Covered amphibians will be captured by hand, dip net, seine net, or other USFWS-Approved methodology, transported and relocated to nearby suitable habitat outside of the work area, and released as soon as practicable the same day of capture. Soaps, oils, creams, lotions, repellents, or solvents of any sort cannot be used on hands within two hours before and during periods when the biologist is capturing and relocating individuals. Individuals will be relocated to areas containing suitable habitat, as identified in the relocation plan. If the animal will be held in captivity for any length of time, they shall be kept in a cool, dark, moist environment with proper airflow, such as a clean and disinfected bucket or plastic container with a damp sponge. Holding/transporting containers will not contain any standing water, objects (except sponges), or chemicals. Holding/transporting containers and dip nets will be thoroughly cleaned, disinfected, and rinsed with fresh water prior to use in the project area (see CDFW 2016 for disinfection protocols). USFWS will be notified (e.g., via phone, email, or text message) as soon as practicable and no longer than 1 week after all capture, handling, and relocation efforts.

If an injured covered amphibian is encountered, and the USFWS-Approved Biologist determines that the injury is minor or healing and the individual is likely to survive, the individual will be released immediately, consistent with measures above.

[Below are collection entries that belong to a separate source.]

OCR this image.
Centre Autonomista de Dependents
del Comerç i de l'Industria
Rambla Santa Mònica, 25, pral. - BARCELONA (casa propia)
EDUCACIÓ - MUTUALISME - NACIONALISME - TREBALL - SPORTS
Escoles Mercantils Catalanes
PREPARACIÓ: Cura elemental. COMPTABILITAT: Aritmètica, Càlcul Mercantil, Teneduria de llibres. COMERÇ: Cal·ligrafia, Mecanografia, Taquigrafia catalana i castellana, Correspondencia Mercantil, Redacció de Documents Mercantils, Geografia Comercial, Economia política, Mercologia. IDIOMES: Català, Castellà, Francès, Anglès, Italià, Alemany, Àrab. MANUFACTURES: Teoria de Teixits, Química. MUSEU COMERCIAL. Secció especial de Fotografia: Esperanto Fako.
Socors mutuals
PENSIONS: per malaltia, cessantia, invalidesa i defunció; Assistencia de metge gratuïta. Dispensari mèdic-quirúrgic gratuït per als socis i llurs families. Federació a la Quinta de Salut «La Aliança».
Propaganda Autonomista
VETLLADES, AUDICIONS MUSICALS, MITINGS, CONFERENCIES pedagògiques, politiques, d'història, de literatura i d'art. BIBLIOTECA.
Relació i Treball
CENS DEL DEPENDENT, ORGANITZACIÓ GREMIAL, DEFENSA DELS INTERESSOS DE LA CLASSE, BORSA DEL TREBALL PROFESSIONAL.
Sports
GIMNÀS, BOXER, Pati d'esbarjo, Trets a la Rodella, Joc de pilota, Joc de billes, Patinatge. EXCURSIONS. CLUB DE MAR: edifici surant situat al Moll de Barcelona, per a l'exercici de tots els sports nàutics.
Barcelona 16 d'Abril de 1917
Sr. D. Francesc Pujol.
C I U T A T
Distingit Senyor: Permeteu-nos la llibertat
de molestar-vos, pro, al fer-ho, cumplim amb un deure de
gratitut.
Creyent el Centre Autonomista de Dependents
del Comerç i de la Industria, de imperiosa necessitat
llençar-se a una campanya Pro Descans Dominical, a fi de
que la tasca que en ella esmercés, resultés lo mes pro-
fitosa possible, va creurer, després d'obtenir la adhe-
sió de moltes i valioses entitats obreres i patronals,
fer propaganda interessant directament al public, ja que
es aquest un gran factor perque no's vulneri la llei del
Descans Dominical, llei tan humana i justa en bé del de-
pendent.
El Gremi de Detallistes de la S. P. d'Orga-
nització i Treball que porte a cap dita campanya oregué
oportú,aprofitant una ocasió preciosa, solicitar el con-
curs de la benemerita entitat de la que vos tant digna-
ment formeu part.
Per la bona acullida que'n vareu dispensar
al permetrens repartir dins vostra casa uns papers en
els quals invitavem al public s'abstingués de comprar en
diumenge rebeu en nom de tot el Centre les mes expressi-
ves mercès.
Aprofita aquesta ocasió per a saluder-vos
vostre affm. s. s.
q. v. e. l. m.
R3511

The individual(s) will be monitored until it is not imperiled by predators or other dangers.

If the USFWS-Approved Biologist determines that a covered amphibian has major or serious injuries as a result of project-related activities, the USFWS-Approved Biologist will take it to a USFWS-Approved facility as soon as practicable, if such a facility is within a reasonable distance from the project site. If taken into captivity, the individual will remain in captivity and not be released into the wild unless it has been kept in quarantine and the release is authorized by USFWS. The circumstances of the injury, the procedure followed, and the final disposition of the injured animal will be documented in a written incident report to USFWS, as described below. Notification to USFWS of an injured or dead covered amphibian (as identified in Table 5) in the project area will be made and reported, whether or not its condition resulted from project-related activities. In addition, the USFWS-Approved Biologist or Project Proponent will follow up with USFWS in writing (e.g., email) within 2 calendar days of the finding. Written notification to USFWS will include the following information: the species; number of animals taken or injured; sex (if known); date, time, and location of the incident or of the finding of a dead or injured animal; how the individual was taken; photographs of the specific animal; the names of the persons who observe the take and/or found the animal; and any other pertinent information. Dead specimens will be preserved, as appropriate, and will be bagged and labeled (i.e., species type; who found or reported the incident; when the report was made; when and where the incident occurred; and, if possible, the cause of death). Specimens will be held in a secure location until instructions are received from USFWS regarding the disposition of the specimen.